$$CaH_2 + 2H_2O → Ca(OH)_2 + 2H_2$$

Given:

- Mass of hydrogen gas formed = 4.850 g

Calculations:

1. First, calculate the moles of hydrogen gas produced.

$$Moles \ of \ H_2 = 4.850 \ g \ H_2 \times \frac{1 \ mol \ H_2}{2.016 \ g \ H_2} = 2.406 \ mol \ H_2$$

2. According to the balanced chemical equation, 1 mole of calcium hydride produces 2 moles of hydrogen gas.

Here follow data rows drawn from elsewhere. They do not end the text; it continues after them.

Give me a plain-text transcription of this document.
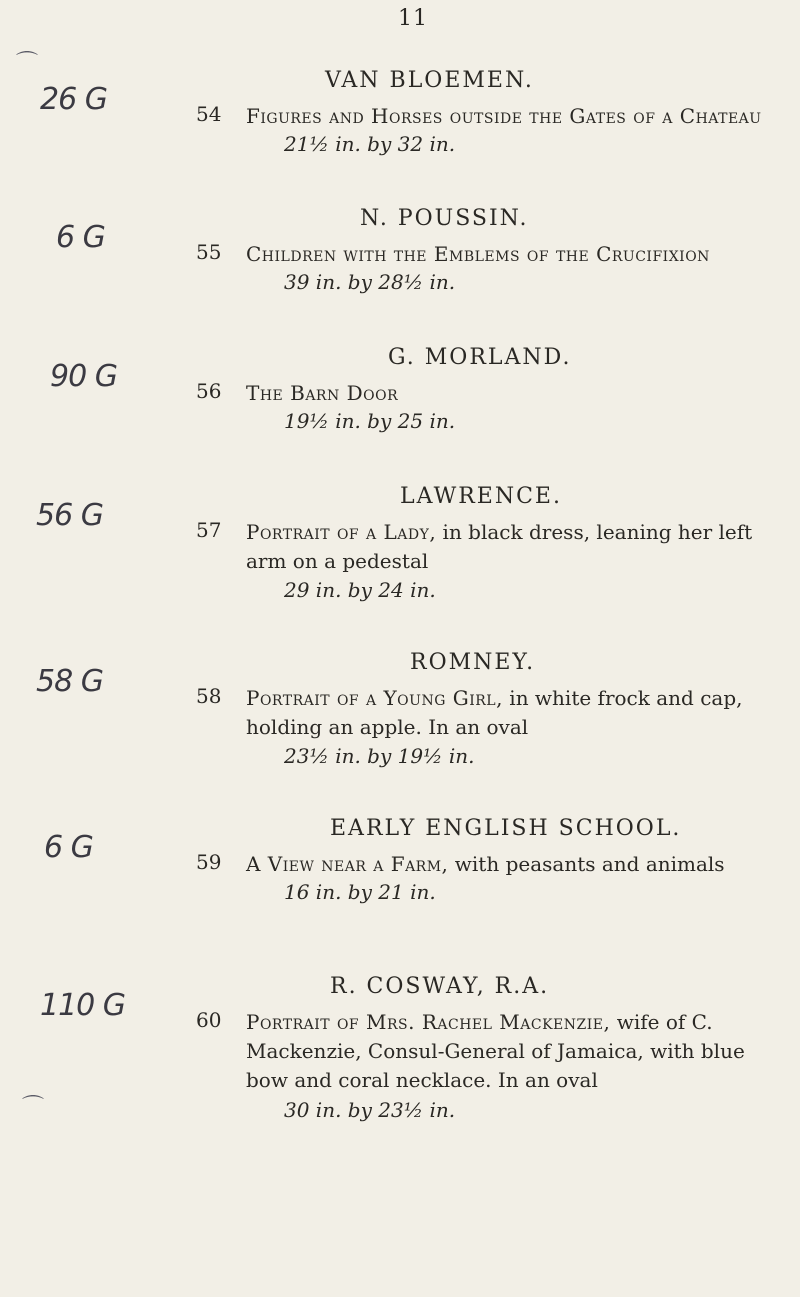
11
VAN BLOEMEN.
26 G	54 Figures and Horses outside the Gates of a Chateau
21½ in. by 32 in.
N. POUSSIN.
6 G	55 Children with the Emblems of the Crucifixion
39 in. by 28½ in.
G. MORLAND.
90 G	56 The Barn Door
19½ in. by 25 in.
LAWRENCE.
56 G	57 Portrait of a Lady, in black dress, leaning her left arm on a pedestal
29 in. by 24 in.
ROMNEY.
58 G	58 Portrait of a Young Girl, in white frock and cap, holding an apple. In an oval
23½ in. by 19½ in.
EARLY ENGLISH SCHOOL.
6 G	59 A View near a Farm, with peasants and animals
16 in. by 21 in.
R. COSWAY, R.A.
110 G	60 Portrait of Mrs. Rachel Mackenzie, wife of C. Mackenzie, Consul-General of Jamaica, with blue bow and coral necklace. In an oval
30 in. by 23½ in.
⌒
⌒
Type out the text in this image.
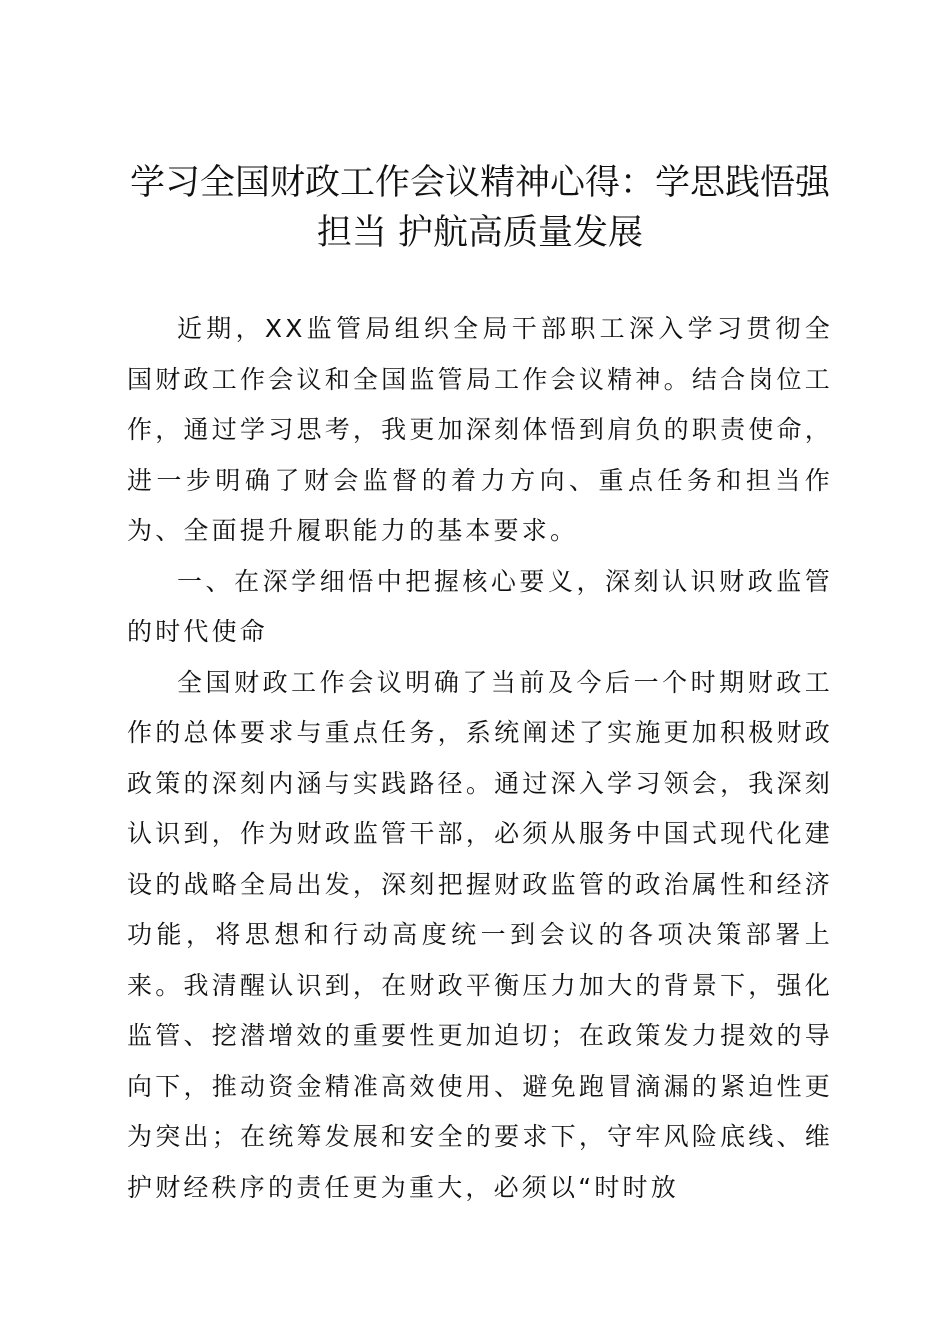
学习全国财政工作会议精神心得：学思践悟强
担当 护航高质量发展

近期，XX监管局组织全局干部职工深入学习贯彻全国财政工作会议和全国监管局工作会议精神。结合岗位工作，通过学习思考，我更加深刻体悟到肩负的职责使命，进一步明确了财会监督的着力方向、重点任务和担当作为、全面提升履职能力的基本要求。

一、在深学细悟中把握核心要义，深刻认识财政监管的时代使命

全国财政工作会议明确了当前及今后一个时期财政工作的总体要求与重点任务，系统阐述了实施更加积极财政政策的深刻内涵与实践路径。通过深入学习领会，我深刻认识到，作为财政监管干部，必须从服务中国式现代化建设的战略全局出发，深刻把握财政监管的政治属性和经济功能，将思想和行动高度统一到会议的各项决策部署上来。我清醒认识到，在财政平衡压力加大的背景下，强化监管、挖潜增效的重要性更加迫切；在政策发力提效的导向下，推动资金精准高效使用、避免跑冒滴漏的紧迫性更为突出；在统筹发展和安全的要求下，守牢风险底线、维护财经秩序的责任更为重大，必须以“时时放
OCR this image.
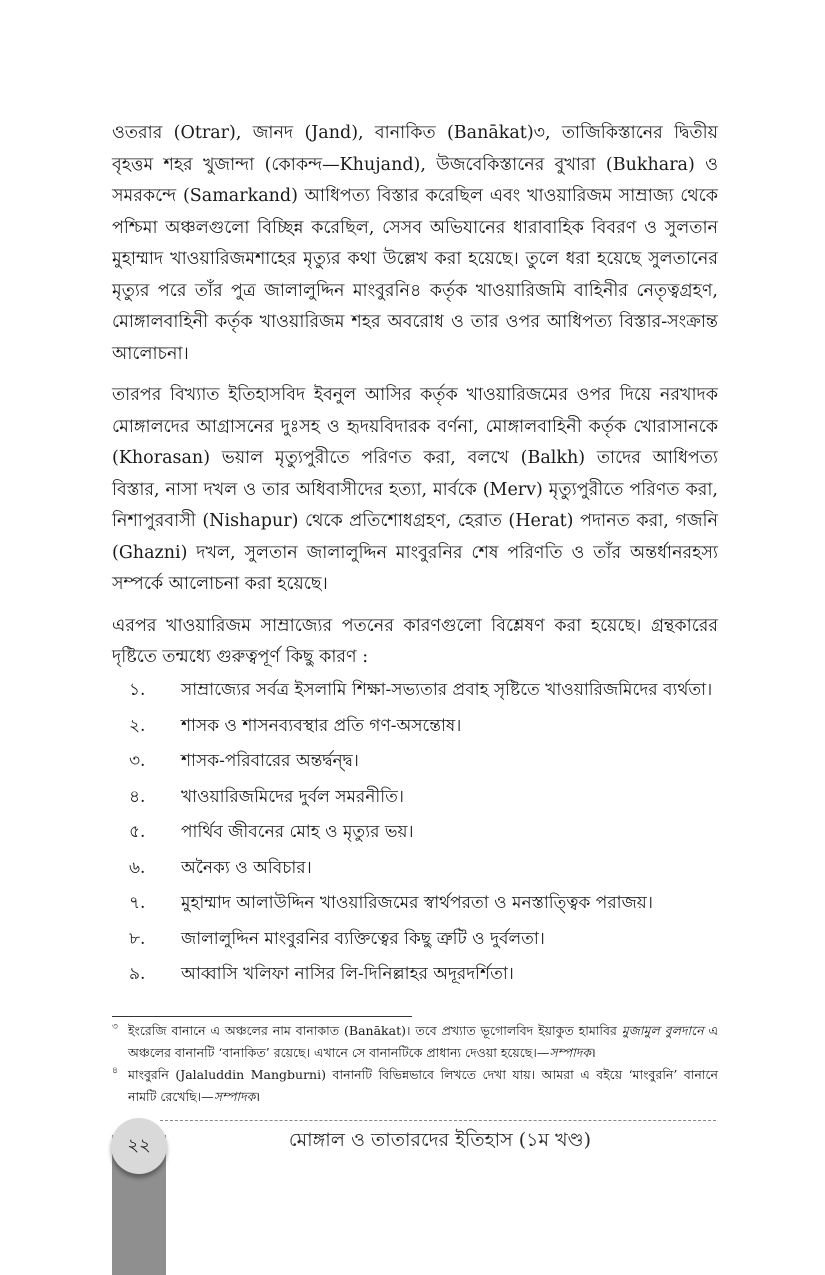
ওতরার (Otrar), জানদ (Jand), বানাকিত (Banākat)৩, তাজিকিস্তানের দ্বিতীয় বৃহত্তম শহর খুজান্দা (কোকন্দ—Khujand), উজবেকিস্তানের বুখারা (Bukhara) ও সমরকন্দে (Samarkand) আধিপত্য বিস্তার করেছিল এবং খাওয়ারিজম সাম্রাজ্য থেকে পশ্চিমা অঞ্চলগুলো বিচ্ছিন্ন করেছিল, সেসব অভিযানের ধারাবাহিক বিবরণ ও সুলতান মুহাম্মাদ খাওয়ারিজমশাহের মৃত্যুর কথা উল্লেখ করা হয়েছে। তুলে ধরা হয়েছে সুলতানের মৃত্যুর পরে তাঁর পুত্র জালালুদ্দিন মাংবুরনি৪ কর্তৃক খাওয়ারিজমি বাহিনীর নেতৃত্বগ্রহণ, মোঙ্গালবাহিনী কর্তৃক খাওয়ারিজম শহর অবরোধ ও তার ওপর আধিপত্য বিস্তার-সংক্রান্ত আলোচনা।

তারপর বিখ্যাত ইতিহাসবিদ ইবনুল আসির কর্তৃক খাওয়ারিজমের ওপর দিয়ে নরখাদক মোঙ্গালদের আগ্রাসনের দুঃসহ ও হৃদয়বিদারক বর্ণনা, মোঙ্গালবাহিনী কর্তৃক খোরাসানকে (Khorasan) ভয়াল মৃত্যুপুরীতে পরিণত করা, বলখে (Balkh) তাদের আধিপত্য বিস্তার, নাসা দখল ও তার অধিবাসীদের হত্যা, মার্বকে (Merv) মৃত্যুপুরীতে পরিণত করা, নিশাপুরবাসী (Nishapur) থেকে প্রতিশোধগ্রহণ, হেরাত (Herat) পদানত করা, গজনি (Ghazni) দখল, সুলতান জালালুদ্দিন মাংবুরনির শেষ পরিণতি ও তাঁর অন্তর্ধানরহস্য সম্পর্কে আলোচনা করা হয়েছে।

এরপর খাওয়ারিজম সাম্রাজ্যের পতনের কারণগুলো বিশ্লেষণ করা হয়েছে। গ্রন্থকারের দৃষ্টিতে তন্মধ্যে গুরুত্বপূর্ণ কিছু কারণ :

১.	সাম্রাজ্যের সর্বত্র ইসলামি শিক্ষা-সভ্যতার প্রবাহ সৃষ্টিতে খাওয়ারিজমিদের ব্যর্থতা।
২.	শাসক ও শাসনব্যবস্থার প্রতি গণ-অসন্তোষ।
৩.	শাসক-পরিবারের অন্তর্দ্বন্দ্ব।
৪.	খাওয়ারিজমিদের দুর্বল সমরনীতি।
৫.	পার্থিব জীবনের মোহ ও মৃত্যুর ভয়।
৬.	অনৈক্য ও অবিচার।
৭.	মুহাম্মাদ আলাউদ্দিন খাওয়ারিজমের স্বার্থপরতা ও মনস্তাত্ত্বিক পরাজয়।
৮.	জালালুদ্দিন মাংবুরনির ব্যক্তিত্বের কিছু ত্রুটি ও দুর্বলতা।
৯.	আব্বাসি খলিফা নাসির লি-দিনিল্লাহর অদূরদর্শিতা।
৩ ইংরেজি বানানে এ অঞ্চলের নাম বানাকাত (Banākat)। তবে প্রখ্যাত ভূগোলবিদ ইয়াকুত হামাবির মুজামুল বুলদানে এ অঞ্চলের বানানটি ‘বানাকিত’ রয়েছে। এখানে সে বানানটিকে প্রাধান্য দেওয়া হয়েছে।—সম্পাদক।
৪ মাংবুরনি (Jalaluddin Mangburni) বানানটি বিভিন্নভাবে লিখতে দেখা যায়। আমরা এ বইয়ে ‘মাংবুরনি’ বানানে নামটি রেখেছি।—সম্পাদক।
২২	মোঙ্গাল ও তাতারদের ইতিহাস (১ম খণ্ড)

So, the moles of calcium hydride required can be calculated as follows:

$$Moles \ of \ CaH_2 = 2.406 \ mol \ H_2 \times \frac{1 \ mol \ CaH_2}{2 \ mol \ H_2} = 1.203 \ mol \ CaH_2$$

3. Finally, convert the moles of calcium hydride back to grams using its molar mass (42.09 g/mol):

$$Mass \ of \ CaH_2 = 1.203 \ mol \ CaH_2 \times 42.09 \ g/mol = 50.64 \ g \ CaH_2$$

Conclusion:

Approximately 50.64 grams of calcium hydride are required to produce 4.850 grams of hydrogen gas.